Again, on November 26th 2011 Mr Nizamul (who is known informally as Nasim) sent Mr Ziauddin an e-mail about an important defence petition. His message reads in full: “Subject: Order. not yet received. very anxious. please send by this night bd [Bangladesh] time, otherwise, i will follow my own one. Nasim.” Mr Nizamul’s e-mail suggests that he considered Mr Ziauddin’s arguments to have primacy over his own.
Third, material we have seen suggests that Mr Ziauddin was communicating with the prosecution and judge about the same issues at the same time. On November 8th 2011 he e-mailed Mr Nizamul a list of matters raised by a defence petition that the judge recuse himself from the trial. The first five items on the list are materials and documents that, the e-mail says, were to be supplied to Mr Nizamul by Zaed-al-Malum, the chief prosecutor at the tribunal. It was perfectly proper for the judge to receive such materials, which do not appear to concern matters that might be disputed in court. It is also possible that the prosecutor was the person best placed to supply them. Even so, it is curious that, on a matter of procedure, the chief prosecutor is being asked to help by someone who is also advising the judge.
The connection between judge, prosecution and adviser seemed to have continued. On December 11th 2011 Mr Ziauddin sent an e-mail to two prosecutors, including Mr Malum, apparently giving help with the case against Mr Azam and tips on how to present their arguments. He forwarded this advice to Mr Nizamul the same day. Speaking to us, Mr Ziauddin acknowledged knowing Mr Malum, who is acting for his family in unrelated matters. But he denies improper contact about the cases before the tribunal, and Mr Malum has not replied to our inquiries.
The material we have seen therefore suggests three things: that Mr Ziauddin had an influence over how the prosecution framed its case and how the court framed its indictment; that Mr Ziauddin told the judge in his December 2011 e-mail about how prosecutors might develop their case; and that after the prosecutors laid their charges, the judge accepted guidance about the formal accusations from Mr Ziauddin directly.
Lastly, in the case of Mr Sayeedi, an e-mail from Mr Ziauddin to Mr Nizamul refers to a shared Google document called “Sayeedi judgment”. This document says “last edit was made on October 14”. At this time, Mr Sayeedi’s lawyers were still presenting his defence to the court. The document consists of a series of subjects (“list of testimonies”, “procedural history”; “challenges”, etc). Presumably details were to be filled in later. The final headings, and the only two in capitals, read: “CONVICTION/BASIS” and “SENTENCING”.

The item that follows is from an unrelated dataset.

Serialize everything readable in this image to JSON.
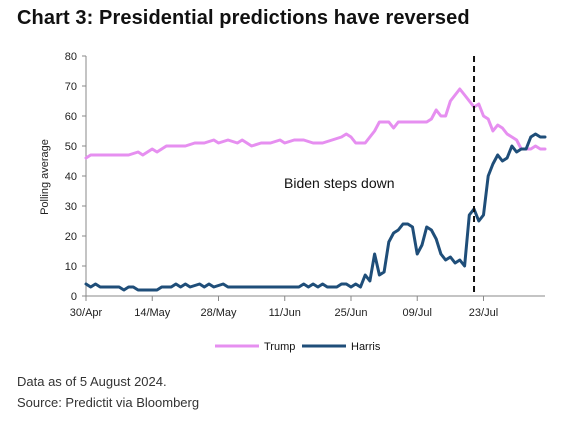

Courts often start work on long judgments before the end of a trial and Mr Nizamul could have amended his structure to replace “conviction” with “acquittal”. However, on his own showing, that was not what was happening. He denied to us he had been working on the document in October. “Delwar Hussain’s judgment has not been even started then,” he said.

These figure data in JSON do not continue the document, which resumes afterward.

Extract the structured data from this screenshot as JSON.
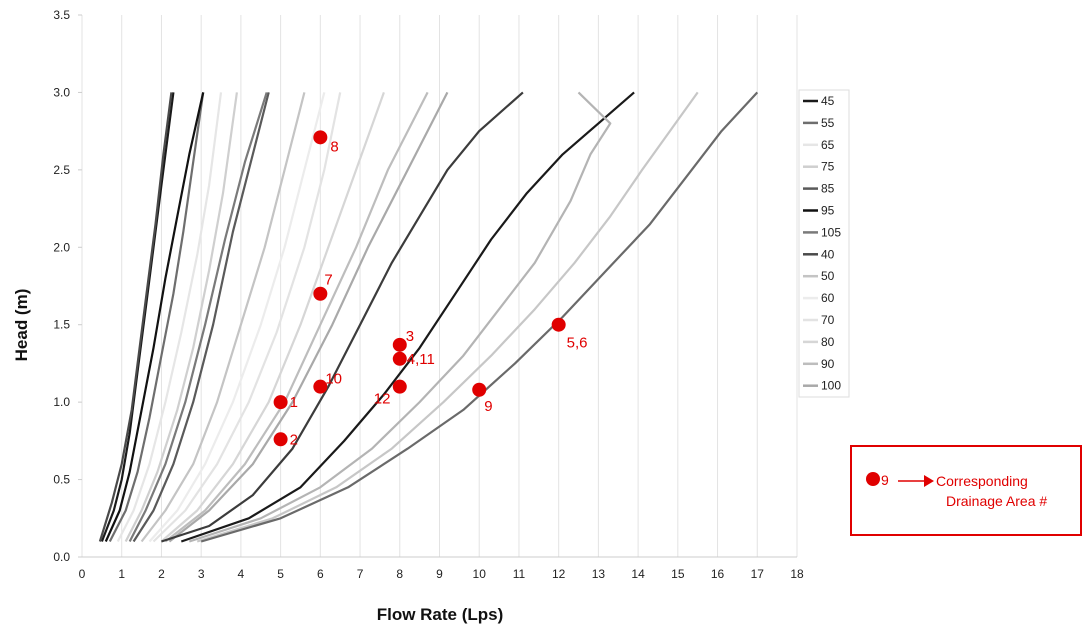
{
  "chart_data": {
    "type": "line",
    "xlabel": "Flow Rate (Lps)",
    "ylabel": "Head (m)",
    "xlim": [
      0,
      18
    ],
    "ylim": [
      0,
      3.5
    ],
    "x_ticks": [
      "0",
      "1",
      "2",
      "3",
      "4",
      "5",
      "6",
      "7",
      "8",
      "9",
      "10",
      "11",
      "12",
      "13",
      "14",
      "15",
      "16",
      "17",
      "18"
    ],
    "y_ticks": [
      "0.0",
      "0.5",
      "1.0",
      "1.5",
      "2.0",
      "2.5",
      "3.0",
      "3.5"
    ],
    "grid": "vertical",
    "legend_position": "right",
    "series": [
      {
        "name": "45",
        "color": "#1a1a1a",
        "points": [
          [
            0.5,
            0.1
          ],
          [
            0.8,
            0.3
          ],
          [
            1.0,
            0.5
          ],
          [
            1.2,
            0.8
          ],
          [
            1.4,
            1.2
          ],
          [
            1.6,
            1.6
          ],
          [
            1.8,
            2.0
          ],
          [
            2.0,
            2.4
          ],
          [
            2.15,
            2.7
          ],
          [
            2.3,
            3.0
          ]
        ]
      },
      {
        "name": "55",
        "color": "#6e6e6e",
        "points": [
          [
            0.7,
            0.1
          ],
          [
            1.1,
            0.3
          ],
          [
            1.4,
            0.55
          ],
          [
            1.7,
            0.9
          ],
          [
            2.0,
            1.3
          ],
          [
            2.3,
            1.7
          ],
          [
            2.55,
            2.1
          ],
          [
            2.8,
            2.55
          ],
          [
            3.05,
            3.0
          ]
        ]
      },
      {
        "name": "65",
        "color": "#e6e6e6",
        "points": [
          [
            0.9,
            0.1
          ],
          [
            1.3,
            0.3
          ],
          [
            1.7,
            0.6
          ],
          [
            2.1,
            1.0
          ],
          [
            2.5,
            1.45
          ],
          [
            2.9,
            1.95
          ],
          [
            3.2,
            2.4
          ],
          [
            3.5,
            3.0
          ]
        ]
      },
      {
        "name": "75",
        "color": "#cfcfcf",
        "points": [
          [
            1.1,
            0.1
          ],
          [
            1.5,
            0.3
          ],
          [
            1.9,
            0.55
          ],
          [
            2.4,
            0.95
          ],
          [
            2.8,
            1.35
          ],
          [
            3.2,
            1.85
          ],
          [
            3.55,
            2.35
          ],
          [
            3.9,
            3.0
          ]
        ]
      },
      {
        "name": "85",
        "color": "#5a5a5a",
        "points": [
          [
            1.3,
            0.1
          ],
          [
            1.8,
            0.3
          ],
          [
            2.3,
            0.6
          ],
          [
            2.8,
            1.0
          ],
          [
            3.3,
            1.5
          ],
          [
            3.8,
            2.1
          ],
          [
            4.3,
            2.6
          ],
          [
            4.7,
            3.0
          ]
        ]
      },
      {
        "name": "95",
        "color": "#111111",
        "points": [
          [
            0.6,
            0.1
          ],
          [
            0.95,
            0.3
          ],
          [
            1.2,
            0.55
          ],
          [
            1.5,
            0.95
          ],
          [
            1.8,
            1.35
          ],
          [
            2.1,
            1.8
          ],
          [
            2.4,
            2.2
          ],
          [
            2.7,
            2.6
          ],
          [
            3.05,
            3.0
          ]
        ]
      },
      {
        "name": "105",
        "color": "#7a7a7a",
        "points": [
          [
            1.2,
            0.1
          ],
          [
            1.6,
            0.3
          ],
          [
            2.1,
            0.6
          ],
          [
            2.6,
            1.0
          ],
          [
            3.1,
            1.5
          ],
          [
            3.6,
            2.05
          ],
          [
            4.1,
            2.55
          ],
          [
            4.65,
            3.0
          ]
        ]
      },
      {
        "name": "40",
        "color": "#4a4a4a",
        "points": [
          [
            0.45,
            0.1
          ],
          [
            0.75,
            0.35
          ],
          [
            1.0,
            0.6
          ],
          [
            1.25,
            0.95
          ],
          [
            1.45,
            1.35
          ],
          [
            1.65,
            1.75
          ],
          [
            1.85,
            2.15
          ],
          [
            2.05,
            2.6
          ],
          [
            2.25,
            3.0
          ]
        ]
      },
      {
        "name": "50",
        "color": "#c4c4c4",
        "points": [
          [
            1.5,
            0.1
          ],
          [
            2.1,
            0.3
          ],
          [
            2.8,
            0.6
          ],
          [
            3.4,
            1.0
          ],
          [
            4.0,
            1.5
          ],
          [
            4.6,
            2.0
          ],
          [
            5.1,
            2.5
          ],
          [
            5.6,
            3.0
          ]
        ]
      },
      {
        "name": "60",
        "color": "#ececec",
        "points": [
          [
            1.7,
            0.1
          ],
          [
            2.4,
            0.3
          ],
          [
            3.1,
            0.6
          ],
          [
            3.8,
            1.0
          ],
          [
            4.5,
            1.5
          ],
          [
            5.1,
            2.0
          ],
          [
            5.6,
            2.5
          ],
          [
            6.1,
            3.0
          ]
        ]
      },
      {
        "name": "70",
        "color": "#e3e3e3",
        "points": [
          [
            1.8,
            0.1
          ],
          [
            2.6,
            0.3
          ],
          [
            3.4,
            0.6
          ],
          [
            4.2,
            1.0
          ],
          [
            4.9,
            1.45
          ],
          [
            5.6,
            2.0
          ],
          [
            6.1,
            2.5
          ],
          [
            6.5,
            3.0
          ]
        ]
      },
      {
        "name": "80",
        "color": "#d6d6d6",
        "points": [
          [
            2.0,
            0.1
          ],
          [
            2.9,
            0.3
          ],
          [
            3.8,
            0.6
          ],
          [
            4.7,
            1.0
          ],
          [
            5.5,
            1.5
          ],
          [
            6.2,
            2.0
          ],
          [
            6.9,
            2.5
          ],
          [
            7.6,
            3.0
          ]
        ]
      },
      {
        "name": "90",
        "color": "#bdbdbd",
        "points": [
          [
            2.1,
            0.1
          ],
          [
            3.1,
            0.3
          ],
          [
            4.1,
            0.6
          ],
          [
            5.1,
            1.0
          ],
          [
            6.0,
            1.5
          ],
          [
            6.9,
            2.0
          ],
          [
            7.7,
            2.5
          ],
          [
            8.7,
            3.0
          ]
        ]
      },
      {
        "name": "100",
        "color": "#a9a9a9",
        "points": [
          [
            2.2,
            0.1
          ],
          [
            3.2,
            0.3
          ],
          [
            4.3,
            0.6
          ],
          [
            5.3,
            1.0
          ],
          [
            6.3,
            1.5
          ],
          [
            7.2,
            2.0
          ],
          [
            8.2,
            2.5
          ],
          [
            9.2,
            3.0
          ]
        ]
      },
      {
        "name": "",
        "color": "#3c3c3c",
        "points": [
          [
            2.0,
            0.1
          ],
          [
            3.2,
            0.2
          ],
          [
            4.3,
            0.4
          ],
          [
            5.3,
            0.7
          ],
          [
            6.2,
            1.1
          ],
          [
            7.0,
            1.5
          ],
          [
            7.8,
            1.9
          ],
          [
            8.5,
            2.2
          ],
          [
            9.2,
            2.5
          ],
          [
            10.0,
            2.75
          ],
          [
            11.1,
            3.0
          ]
        ]
      },
      {
        "name": "",
        "color": "#1a1a1a",
        "points": [
          [
            2.5,
            0.1
          ],
          [
            4.2,
            0.25
          ],
          [
            5.5,
            0.45
          ],
          [
            6.6,
            0.75
          ],
          [
            7.6,
            1.05
          ],
          [
            8.5,
            1.35
          ],
          [
            9.4,
            1.7
          ],
          [
            10.3,
            2.05
          ],
          [
            11.2,
            2.35
          ],
          [
            12.1,
            2.6
          ],
          [
            13.0,
            2.8
          ],
          [
            13.9,
            3.0
          ]
        ]
      },
      {
        "name": "",
        "color": "#b4b4b4",
        "points": [
          [
            2.7,
            0.1
          ],
          [
            4.5,
            0.25
          ],
          [
            6.0,
            0.45
          ],
          [
            7.3,
            0.7
          ],
          [
            8.5,
            1.0
          ],
          [
            9.6,
            1.3
          ],
          [
            10.5,
            1.6
          ],
          [
            11.4,
            1.9
          ],
          [
            12.3,
            2.3
          ],
          [
            12.8,
            2.6
          ],
          [
            13.3,
            2.8
          ],
          [
            12.5,
            3.0
          ]
        ]
      },
      {
        "name": "",
        "color": "#c7c7c7",
        "points": [
          [
            2.9,
            0.1
          ],
          [
            4.8,
            0.25
          ],
          [
            6.4,
            0.45
          ],
          [
            7.8,
            0.7
          ],
          [
            9.1,
            1.0
          ],
          [
            10.3,
            1.3
          ],
          [
            11.4,
            1.6
          ],
          [
            12.4,
            1.9
          ],
          [
            13.3,
            2.2
          ],
          [
            14.1,
            2.5
          ],
          [
            14.8,
            2.75
          ],
          [
            15.5,
            3.0
          ]
        ]
      },
      {
        "name": "",
        "color": "#6a6a6a",
        "points": [
          [
            3.0,
            0.1
          ],
          [
            5.0,
            0.25
          ],
          [
            6.7,
            0.45
          ],
          [
            8.2,
            0.7
          ],
          [
            9.6,
            0.95
          ],
          [
            10.9,
            1.25
          ],
          [
            12.1,
            1.55
          ],
          [
            13.2,
            1.85
          ],
          [
            14.3,
            2.15
          ],
          [
            15.2,
            2.45
          ],
          [
            16.1,
            2.75
          ],
          [
            17.0,
            3.0
          ]
        ]
      }
    ],
    "legend": [
      "45",
      "55",
      "65",
      "75",
      "85",
      "95",
      "105",
      "40",
      "50",
      "60",
      "70",
      "80",
      "90",
      "100"
    ],
    "points": [
      {
        "label": "1",
        "x": 5,
        "y": 1.0
      },
      {
        "label": "2",
        "x": 5,
        "y": 0.76
      },
      {
        "label": "3",
        "x": 8,
        "y": 1.37
      },
      {
        "label": "4,11",
        "x": 8,
        "y": 1.28
      },
      {
        "label": "5,6",
        "x": 12,
        "y": 1.5
      },
      {
        "label": "7",
        "x": 6,
        "y": 1.7
      },
      {
        "label": "8",
        "x": 6,
        "y": 2.71
      },
      {
        "label": "9",
        "x": 10,
        "y": 1.08
      },
      {
        "label": "10",
        "x": 6,
        "y": 1.1
      },
      {
        "label": "12",
        "x": 8,
        "y": 1.1
      }
    ],
    "point_color": "#e00000"
  },
  "key": {
    "marker_label": "9",
    "line1": "Corresponding",
    "line2": "Drainage Area #"
  }
}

The judge called our allegations “absolutely absurd” and “all false”. Mr Ziauddin argued there were other explanations for our findings but—after the court order telling The Economist to appear before it—said he would make no further comment. We do not believe he has broken any laws and cannot be held responsible for the actions of others. In addition, our investigations have not covered any aspect of the defence’s approach to this tribunal. Nevertheless, we believe that, taken together, the material shown to us raises legitimate questions about due process that the Bangladeshi authorities should now investigate thoroughly. These investigations are the more urgent in the light of Mr Nizamul’s resignation.